Projeto de lei do prefeito Franklin eleva pró-labore em quase 50% até 2026 e vincula reajustes futuros à UFMV de forma automática. A aprovação do projeto, no entanto, reacendeu o debate sobre tratamento desigual entre os profissionais da segurança estadual e os servidores municipais.
A Câmara Municipal de Valinhos aprovou por unanimidade, nesta terça-feira (11/11), o projeto de lei do prefeito Franklin (PL) que reajusta a gratificação mensal paga a Policiais Militares que prestam serviço no município. A proposta altera a Lei nº 3.230/1998 e eleva o valor do chamado pró-labore de R$ 1.057,50 para R$ 1.586,24 até dezembro de 2026, o que representa um aumento de quase 50%.

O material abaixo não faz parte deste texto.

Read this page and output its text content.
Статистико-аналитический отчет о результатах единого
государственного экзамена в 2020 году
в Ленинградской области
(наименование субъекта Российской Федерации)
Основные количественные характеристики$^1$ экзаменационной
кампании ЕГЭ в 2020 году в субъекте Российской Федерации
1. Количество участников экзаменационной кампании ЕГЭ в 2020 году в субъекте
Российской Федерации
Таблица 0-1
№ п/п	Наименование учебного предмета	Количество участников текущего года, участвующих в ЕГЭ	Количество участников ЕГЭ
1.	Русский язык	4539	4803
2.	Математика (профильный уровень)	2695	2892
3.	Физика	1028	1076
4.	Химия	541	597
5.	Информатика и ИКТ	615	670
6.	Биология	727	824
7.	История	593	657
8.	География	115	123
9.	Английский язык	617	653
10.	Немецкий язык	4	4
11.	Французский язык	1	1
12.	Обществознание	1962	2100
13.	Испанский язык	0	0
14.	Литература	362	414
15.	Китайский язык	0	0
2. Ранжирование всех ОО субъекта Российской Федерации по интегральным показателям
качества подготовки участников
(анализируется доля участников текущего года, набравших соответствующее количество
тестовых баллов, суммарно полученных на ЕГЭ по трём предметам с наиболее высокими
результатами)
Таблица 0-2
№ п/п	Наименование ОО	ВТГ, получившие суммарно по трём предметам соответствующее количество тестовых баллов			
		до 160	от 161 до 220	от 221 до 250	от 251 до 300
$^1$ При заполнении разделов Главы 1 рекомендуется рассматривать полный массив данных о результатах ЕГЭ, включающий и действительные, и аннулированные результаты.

A partir de janeiro de 2027, o valor será vinculado a 6,60 Unidades Fiscais do Município (UFMV), garantindo reajustes automáticos conforme a variação do índice fiscal municipal. Segundo o Executivo, o objetivo é “valorizar os profissionais que atuam na fiscalização e policiamento de trânsito”, reforçando a segurança pública e a sensação de tranquilidade da população.
O reajuste ocorre num momento de pressão por reforço na segurança urbana, especialmente em áreas de grande circulação e nas vias de acesso ao município. A medida também tem efeito político, pois reforça a pauta de segurança pública e busca atender uma categoria que tem forte apoio popular.

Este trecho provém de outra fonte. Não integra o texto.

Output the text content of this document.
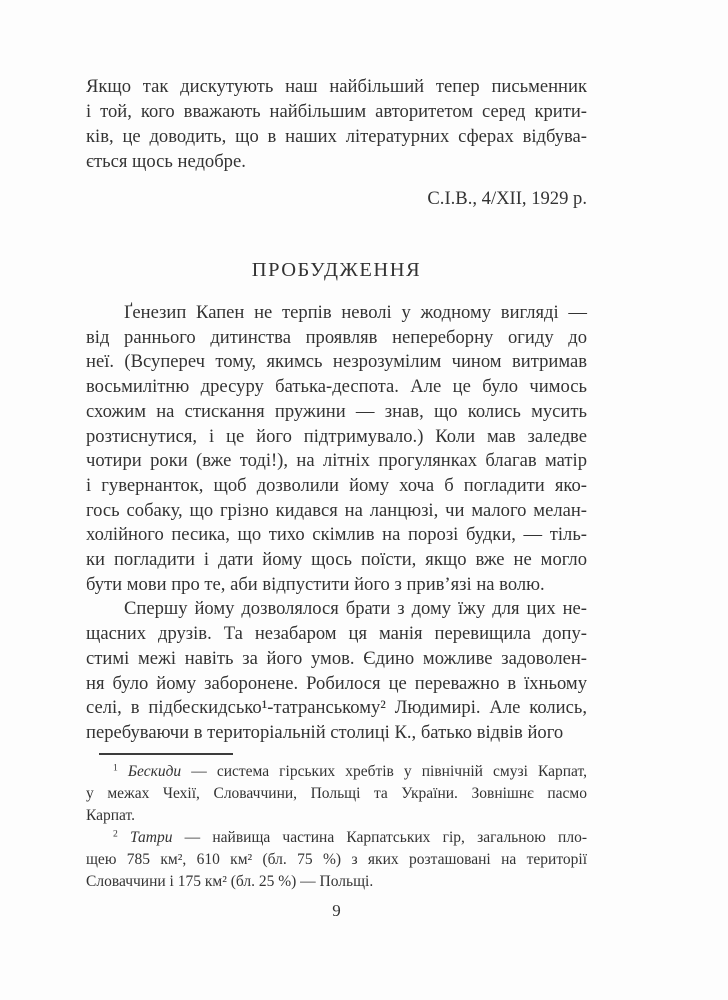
Якщо так дискутують наш найбільший тепер письменник
і той, кого вважають найбільшим авторитетом серед крити-
ків, це доводить, що в наших літературних сферах відбува-
ється щось недобре.
С.І.В., 4/XII, 1929 р.
ПРОБУДЖЕННЯ
Ґенезип Капен не терпів неволі у жодному вигляді —
від раннього дитинства проявляв непереборну огиду до
неї. (Всупереч тому, якимсь незрозумілим чином витримав
восьмилітню дресуру батька-деспота. Але це було чимось
схожим на стискання пружини — знав, що колись мусить
розтиснутися, і це його підтримувало.) Коли мав заледве
чотири роки (вже тоді!), на літніх прогулянках благав матір
і гувернанток, щоб дозволили йому хоча б погладити яко-
гось собаку, що грізно кидався на ланцюзі, чи малого мелан-
холійного песика, що тихо скімлив на порозі будки, — тіль-
ки погладити і дати йому щось поїсти, якщо вже не могло
бути мови про те, аби відпустити його з прив’язі на волю.
Спершу йому дозволялося брати з дому їжу для цих не-
щасних друзів. Та незабаром ця манія перевищила допу-
стимі межі навіть за його умов. Єдино можливе задоволен-
ня було йому заборонене. Робилося це переважно в їхньому
селі, в підбескидсько¹-татранському² Людимирі. Але колись,
перебуваючи в територіальній столиці К., батько відвів його
$^1$ Бескиди — система гірських хребтів у північній смузі Карпат,
у межах Чехії, Словаччини, Польщі та України. Зовнішнє пасмо
Карпат.
$^2$ Татри — найвища частина Карпатських гір, загальною пло-
щею 785 км², 610 км² (бл. 75 %) з яких розташовані на території
Словаччини і 175 км² (бл. 25 %) — Польщі.
9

A aprovação do projeto, no entanto, reacendeu o debate sobre tratamento desigual entre os profissionais da segurança estadual e os servidores municipais. Enquanto os Policiais Militares — que são funcionários do Governo do Estado — receberão gratificação majorada pela Prefeitura, diversas categorias do funcionalismo municipal enfrentam congelamento de benefícios e perda de poder aquisitivo nos últimos anos, inclusive com a suspensão de adicionais e progressões de carreira.
A comparação provoca questionamentos sobre a oportunidade, especialmente em um cenário de contenção e reivindicações reprimidas de professores, guardas municipais, agentes de saúde e outras categorias da administração direta.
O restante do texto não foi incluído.